Wednesday, December 01, 2010

It's the spending stupid


Last weekend, I was driving through a local park in the city and I noticed a plaque on a shelter house acknowledging the WPA.

Now we can debate the propriety of the WPA's, CCC's, et al, impact on the economy during the depression. But what we can't debate is that through many of those works, we still have functioning projects that have paid extended dividends to society well after their original construction.

Hoover Dam, the TVA, etc. are all projects that continue to provide value for their tax dollars.

Fast forward to the fifties and sixties where we have a great interstate highway system that provides Americans with prosperity via increased productivity. The space program provided all kinds of technological advances that have progressed to this day.

You can even move ahead to the 80's when Reagan's SDI ("Star Wars" to his haters) has paid dividends through the development of GPS systems and satellite & laser technology. You could argue that the development of those technologies is what fueled the tech boom of the '90's.

But as I was looking at that shelter house, I started to wonder. With all the trillions being spent by governments of all levels, what will be the recurring dividend to the public who had to dole out those trillions?

In other words, 30 years from now, we be able to say, "Wow! For 20 trillion dollars, we got.........."?

The fact is, this is what the masses are pissed about. We are effectively spending trillions of dollars for all kinds of shit and we have nothing to show for it. No damns, no nuclear facilities, no new transportation systems (that work). Hell, we don't even get a nice pyramid out of the deal.

In fact, here in Cincinnati there are at least four significant bridges/via ducts within the city that commuters get to watch crumble before their very eyes and there's yet no plan to replace these.

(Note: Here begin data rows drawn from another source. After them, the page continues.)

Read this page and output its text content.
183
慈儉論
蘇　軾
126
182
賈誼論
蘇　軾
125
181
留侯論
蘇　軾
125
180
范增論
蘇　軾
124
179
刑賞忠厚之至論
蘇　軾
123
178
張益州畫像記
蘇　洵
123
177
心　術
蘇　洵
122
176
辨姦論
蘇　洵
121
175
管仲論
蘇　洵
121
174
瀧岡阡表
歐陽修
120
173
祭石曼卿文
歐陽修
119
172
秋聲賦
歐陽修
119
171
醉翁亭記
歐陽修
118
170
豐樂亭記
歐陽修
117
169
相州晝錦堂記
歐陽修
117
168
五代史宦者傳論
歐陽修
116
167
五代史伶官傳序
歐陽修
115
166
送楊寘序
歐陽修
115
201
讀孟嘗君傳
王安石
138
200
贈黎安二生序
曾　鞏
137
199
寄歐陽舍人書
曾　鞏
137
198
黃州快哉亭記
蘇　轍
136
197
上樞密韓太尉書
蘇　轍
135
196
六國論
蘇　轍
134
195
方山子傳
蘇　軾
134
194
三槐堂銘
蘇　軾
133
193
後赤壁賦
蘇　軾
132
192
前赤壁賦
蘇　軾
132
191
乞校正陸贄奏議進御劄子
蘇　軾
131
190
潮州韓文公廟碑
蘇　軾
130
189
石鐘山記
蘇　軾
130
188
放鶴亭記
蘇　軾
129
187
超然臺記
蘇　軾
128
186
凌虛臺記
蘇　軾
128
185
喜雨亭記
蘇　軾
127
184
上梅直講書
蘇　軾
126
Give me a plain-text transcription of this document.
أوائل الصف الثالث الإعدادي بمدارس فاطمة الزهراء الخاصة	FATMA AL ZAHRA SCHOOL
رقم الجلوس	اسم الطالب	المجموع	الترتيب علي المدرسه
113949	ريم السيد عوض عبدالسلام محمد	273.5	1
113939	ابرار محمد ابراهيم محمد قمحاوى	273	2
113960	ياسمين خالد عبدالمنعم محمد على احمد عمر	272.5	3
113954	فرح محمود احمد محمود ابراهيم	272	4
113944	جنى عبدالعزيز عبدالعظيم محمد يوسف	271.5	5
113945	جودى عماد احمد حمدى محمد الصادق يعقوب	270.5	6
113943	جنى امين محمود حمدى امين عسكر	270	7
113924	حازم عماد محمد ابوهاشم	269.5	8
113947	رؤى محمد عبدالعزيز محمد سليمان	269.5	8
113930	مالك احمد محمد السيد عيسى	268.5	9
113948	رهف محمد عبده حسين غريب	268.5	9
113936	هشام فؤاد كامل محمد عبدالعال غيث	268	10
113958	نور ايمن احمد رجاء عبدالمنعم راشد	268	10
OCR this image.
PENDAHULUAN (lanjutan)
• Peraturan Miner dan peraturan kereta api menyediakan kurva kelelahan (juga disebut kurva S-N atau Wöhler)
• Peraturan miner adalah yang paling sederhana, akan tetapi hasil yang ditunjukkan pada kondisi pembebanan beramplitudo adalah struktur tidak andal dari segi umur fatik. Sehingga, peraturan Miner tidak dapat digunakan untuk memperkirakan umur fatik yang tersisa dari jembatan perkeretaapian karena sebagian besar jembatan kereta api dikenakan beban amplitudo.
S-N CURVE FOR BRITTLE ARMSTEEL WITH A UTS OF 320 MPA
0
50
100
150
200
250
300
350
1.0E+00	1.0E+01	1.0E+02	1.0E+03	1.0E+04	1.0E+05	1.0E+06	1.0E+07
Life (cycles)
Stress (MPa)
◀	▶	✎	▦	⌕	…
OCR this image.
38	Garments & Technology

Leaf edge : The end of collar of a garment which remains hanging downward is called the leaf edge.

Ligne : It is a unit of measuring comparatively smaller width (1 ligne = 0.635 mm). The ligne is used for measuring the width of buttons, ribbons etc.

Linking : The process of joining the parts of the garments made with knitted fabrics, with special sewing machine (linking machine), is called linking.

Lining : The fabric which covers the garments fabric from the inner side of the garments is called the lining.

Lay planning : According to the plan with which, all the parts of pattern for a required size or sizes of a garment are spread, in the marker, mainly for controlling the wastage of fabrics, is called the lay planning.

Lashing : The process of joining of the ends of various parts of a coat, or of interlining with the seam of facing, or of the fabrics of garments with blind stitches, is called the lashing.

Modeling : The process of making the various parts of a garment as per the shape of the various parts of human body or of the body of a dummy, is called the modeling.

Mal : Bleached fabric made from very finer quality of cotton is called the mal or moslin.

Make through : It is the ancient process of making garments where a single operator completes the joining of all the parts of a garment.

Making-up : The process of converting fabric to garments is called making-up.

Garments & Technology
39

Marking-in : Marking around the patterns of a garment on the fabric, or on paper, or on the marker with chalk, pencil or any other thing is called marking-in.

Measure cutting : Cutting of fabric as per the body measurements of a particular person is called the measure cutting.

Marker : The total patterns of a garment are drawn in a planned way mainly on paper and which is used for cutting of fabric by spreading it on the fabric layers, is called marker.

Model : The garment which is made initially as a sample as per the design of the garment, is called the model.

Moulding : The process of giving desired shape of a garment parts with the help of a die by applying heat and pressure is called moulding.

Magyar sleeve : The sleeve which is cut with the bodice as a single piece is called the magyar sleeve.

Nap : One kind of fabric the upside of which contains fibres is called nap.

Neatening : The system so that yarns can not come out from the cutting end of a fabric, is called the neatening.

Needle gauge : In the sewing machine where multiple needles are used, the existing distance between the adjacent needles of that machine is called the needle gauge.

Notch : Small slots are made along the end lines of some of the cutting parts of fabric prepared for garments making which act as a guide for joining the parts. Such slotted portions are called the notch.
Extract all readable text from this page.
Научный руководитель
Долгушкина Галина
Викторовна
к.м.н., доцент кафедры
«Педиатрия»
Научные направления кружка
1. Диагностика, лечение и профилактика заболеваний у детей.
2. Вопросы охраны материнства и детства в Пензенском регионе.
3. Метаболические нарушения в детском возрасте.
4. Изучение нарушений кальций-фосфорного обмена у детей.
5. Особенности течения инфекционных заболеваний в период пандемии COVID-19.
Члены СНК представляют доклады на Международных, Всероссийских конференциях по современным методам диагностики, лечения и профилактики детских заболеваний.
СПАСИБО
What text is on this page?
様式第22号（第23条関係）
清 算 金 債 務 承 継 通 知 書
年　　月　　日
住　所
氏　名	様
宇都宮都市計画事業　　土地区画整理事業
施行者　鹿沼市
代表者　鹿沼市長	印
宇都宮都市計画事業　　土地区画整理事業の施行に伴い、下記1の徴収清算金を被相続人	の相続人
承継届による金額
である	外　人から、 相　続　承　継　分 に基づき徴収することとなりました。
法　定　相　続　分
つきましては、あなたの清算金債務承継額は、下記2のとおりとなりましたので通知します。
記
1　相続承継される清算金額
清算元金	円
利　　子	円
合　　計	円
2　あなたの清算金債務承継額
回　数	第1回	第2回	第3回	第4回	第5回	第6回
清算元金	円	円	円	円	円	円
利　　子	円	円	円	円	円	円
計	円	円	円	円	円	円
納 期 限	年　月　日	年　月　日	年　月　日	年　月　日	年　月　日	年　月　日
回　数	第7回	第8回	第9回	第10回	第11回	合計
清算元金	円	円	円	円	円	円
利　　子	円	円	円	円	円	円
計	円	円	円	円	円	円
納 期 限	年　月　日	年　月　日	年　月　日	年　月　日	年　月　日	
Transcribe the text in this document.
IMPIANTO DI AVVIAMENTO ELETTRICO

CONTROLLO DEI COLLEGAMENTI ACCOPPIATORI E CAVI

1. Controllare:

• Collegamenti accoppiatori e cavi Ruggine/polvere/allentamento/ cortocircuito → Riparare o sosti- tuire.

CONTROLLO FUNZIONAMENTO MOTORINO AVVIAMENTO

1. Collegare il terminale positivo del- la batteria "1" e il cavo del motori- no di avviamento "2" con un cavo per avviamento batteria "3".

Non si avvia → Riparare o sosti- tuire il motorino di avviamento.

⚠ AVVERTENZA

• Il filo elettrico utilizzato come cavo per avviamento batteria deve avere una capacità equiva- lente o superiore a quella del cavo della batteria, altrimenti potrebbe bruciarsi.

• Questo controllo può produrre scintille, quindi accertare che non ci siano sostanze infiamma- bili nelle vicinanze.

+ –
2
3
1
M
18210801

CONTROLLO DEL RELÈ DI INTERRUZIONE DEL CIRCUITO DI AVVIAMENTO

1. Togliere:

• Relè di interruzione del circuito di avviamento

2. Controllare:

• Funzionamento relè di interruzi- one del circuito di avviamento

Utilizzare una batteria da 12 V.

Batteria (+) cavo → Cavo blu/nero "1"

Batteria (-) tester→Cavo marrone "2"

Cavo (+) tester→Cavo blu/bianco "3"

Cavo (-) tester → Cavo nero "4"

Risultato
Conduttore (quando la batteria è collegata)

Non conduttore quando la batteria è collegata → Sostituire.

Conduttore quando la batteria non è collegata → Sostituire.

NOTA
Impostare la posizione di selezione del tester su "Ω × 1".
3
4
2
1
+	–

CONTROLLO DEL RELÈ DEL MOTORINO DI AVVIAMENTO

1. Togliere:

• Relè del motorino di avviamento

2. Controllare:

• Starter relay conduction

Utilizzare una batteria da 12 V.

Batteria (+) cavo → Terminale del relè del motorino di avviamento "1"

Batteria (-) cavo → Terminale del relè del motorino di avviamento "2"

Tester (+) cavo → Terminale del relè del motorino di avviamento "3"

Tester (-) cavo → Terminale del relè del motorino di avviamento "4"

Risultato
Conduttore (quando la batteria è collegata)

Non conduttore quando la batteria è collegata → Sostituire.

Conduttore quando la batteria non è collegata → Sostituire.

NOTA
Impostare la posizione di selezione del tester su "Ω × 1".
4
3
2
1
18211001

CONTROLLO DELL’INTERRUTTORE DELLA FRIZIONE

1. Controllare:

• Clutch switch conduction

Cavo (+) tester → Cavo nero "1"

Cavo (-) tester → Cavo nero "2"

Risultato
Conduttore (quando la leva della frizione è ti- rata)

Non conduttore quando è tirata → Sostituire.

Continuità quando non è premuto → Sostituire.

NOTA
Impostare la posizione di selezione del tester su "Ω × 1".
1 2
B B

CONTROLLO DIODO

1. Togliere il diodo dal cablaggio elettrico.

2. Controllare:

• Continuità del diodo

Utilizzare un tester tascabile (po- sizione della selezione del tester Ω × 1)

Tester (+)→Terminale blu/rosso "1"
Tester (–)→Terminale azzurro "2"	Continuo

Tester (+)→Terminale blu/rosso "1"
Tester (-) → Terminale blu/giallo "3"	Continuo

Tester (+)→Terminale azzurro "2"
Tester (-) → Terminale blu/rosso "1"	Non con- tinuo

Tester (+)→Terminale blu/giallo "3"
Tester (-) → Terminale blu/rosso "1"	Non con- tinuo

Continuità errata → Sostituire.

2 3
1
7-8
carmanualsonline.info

There is absolutely no economic multiplier effect if all we're doing is taking money from person X, borrowing from country Y, and giving it to person Z.

And it would be one thing if we could say that for 4 trillion dollars we wiped out poverty, or for $100 billion we reduced crime, or we've spent trillions on education and now our kids are the smartest in the world. But we've spent money on these things with absolutely no visible and/or tangible results. In fact, I would offer that the spending of these funds have been counter productive.

I went to this site to check the state of government spending since 1980. Since 1980, government spending at all levels has an inflation rate of 5.7% (the rate of growth is about the same for federal spending alone). When is the last time you got a 5.7% raise?

It doesn't take an awesome mathematician to figure out that if wages are only growing at 1-2% a year but government grows at 5.5-6% per year there will be a breaking point at some point in time.

And despite all that spending, in the end, we'll have nothing to show for it.

So when the Obamunists keep saying the government can't afford tax cuts for families over $250k a year (forget for a moment the assumption that it's the government's first), I have to ask "to do what?"